Pop Quell

June 2010

Thomas Shepherd, D. Min.

Thomas Shepherd speaks on hardwork, fathers, and love

Thomas Shepherd teaches in the Historical and Theological Studies Department of Unity Institute®. He is the author of Jesus 2.1: An Upgrade for the 21st Century and Good Questions, a book based upon his popular Unity Magazine® column. 

My grandfather, William Henry Quell (1911-1974), was a seventh grade dropout. He and my grandmother, Esther Marie Quell, raised me. He is the only father figure I’ve ever known, and I gotta tell you, he wasn’t very good at being a dad. He was working all the time! He worked nights, and then he drove school buses during the day. He came home between morning and afternoon bus runs to catch some sleep. But he was always walking out the door with his lunch pail, and I wanted a dad to play catch with me. He didn’t even talk that much. I thought he was, well, stupid.

Only after he had been dead a decade did I realize that English wasn’t his first language; he was urban Pennsylvania Dutch. Pop Quell was a mechanic’s helper at the Reading, Pennsylvania Bus Company. He never made mechanic. He was a barely educated man who struggled to read the evening newspaper and repeated himself frequently when he thought he had said something witty.

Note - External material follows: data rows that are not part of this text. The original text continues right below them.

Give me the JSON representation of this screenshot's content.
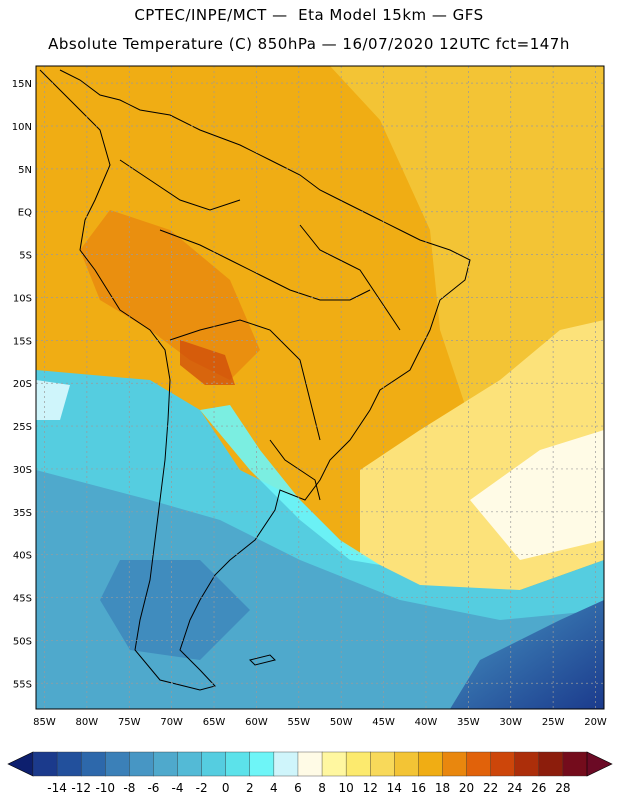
{
  "header": {
    "line1": "CPTEC/INPE/MCT —  Eta Model 15km — GFS",
    "line2": "Absolute Temperature (C) 850hPa — 16/07/2020 12UTC fct=147h"
  },
  "axes": {
    "lon": [
      -85,
      -80,
      -75,
      -70,
      -65,
      -60,
      -55,
      -50,
      -45,
      -40,
      -35,
      -30,
      -25,
      -20
    ],
    "lon_labels": [
      "85W",
      "80W",
      "75W",
      "70W",
      "65W",
      "60W",
      "55W",
      "50W",
      "45W",
      "40W",
      "35W",
      "30W",
      "25W",
      "20W"
    ],
    "lat": [
      15,
      10,
      5,
      0,
      -5,
      -10,
      -15,
      -20,
      -25,
      -30,
      -35,
      -40,
      -45,
      -50,
      -55
    ],
    "lat_labels": [
      "15N",
      "10N",
      "5N",
      "EQ",
      "5S",
      "10S",
      "15S",
      "20S",
      "25S",
      "30S",
      "35S",
      "40S",
      "45S",
      "50S",
      "55S"
    ],
    "lon_range": [
      -86,
      -19
    ],
    "lat_range": [
      17,
      -58
    ],
    "grid": true
  },
  "colorbar": {
    "labels": [
      "-14",
      "-12",
      "-10",
      "-8",
      "-6",
      "-4",
      "-2",
      "0",
      "2",
      "4",
      "6",
      "8",
      "10",
      "12",
      "14",
      "16",
      "18",
      "20",
      "22",
      "24",
      "26",
      "28"
    ],
    "colors": [
      "#1b3a8c",
      "#22509c",
      "#2d68ab",
      "#3b80b8",
      "#4796c4",
      "#4fa9cc",
      "#53bad6",
      "#55cde0",
      "#5ce2ea",
      "#6ef5f7",
      "#cff5fb",
      "#fffbe6",
      "#fff7a0",
      "#fcea6e",
      "#f8d95a",
      "#f3c435",
      "#f0ad14",
      "#e9870e",
      "#e1620a",
      "#cd460a",
      "#ac2e0a",
      "#8c1d0c",
      "#740c1c"
    ],
    "under_color": "#0d1f6e",
    "over_color": "#6b0a25"
  }
}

Pop Quell wasn’t stupid, rather he was in the purest sense of the word ignorant, meaning he wasn’t well-educated in an academic setting and therefore had limited resources to understand things like American history, politics, literature, art or philosophy. It wasn’t his fault, and it certainly wasn’t due to laziness. William Henry Quell left school at 12 years old to go to work, not just because the family needed extra income, but because that is what working-class boys did in the factory towns during the 1920s. All he wanted out of life was a living wage, decent benefits and a chance to work hard and retire with dignity. And to go fishing in Maryland every summer.

I was moving back to Reading in June of 1974, transferring from Denver, Colo., to a graduate school of theology near home for the second and third years of my seminary education. While I was driving across country, my grandfather died of a heart attack on my 28th birthday, June 10, 1974. He was just shy of 63 and had not survived to collect Social Security.

My grandfather worked two jobs—cleaning city buses by night and driving school buses by day—and I never had a chance to tell him thank you. I realized recently that the reason he was working so hard was to put me through high school, a level that must have seemed like college to him. Now, thanks to his initial investment in my future, I have a doctorate.

As I think about Father’s Day, I am thankful beyond words for all the dads and granddads, all the Pop Quells out there who are holding down multiple jobs to raise kids who will shape the future in ways they could not imagine. Fatherhood, well done, is a shining example of selfless love.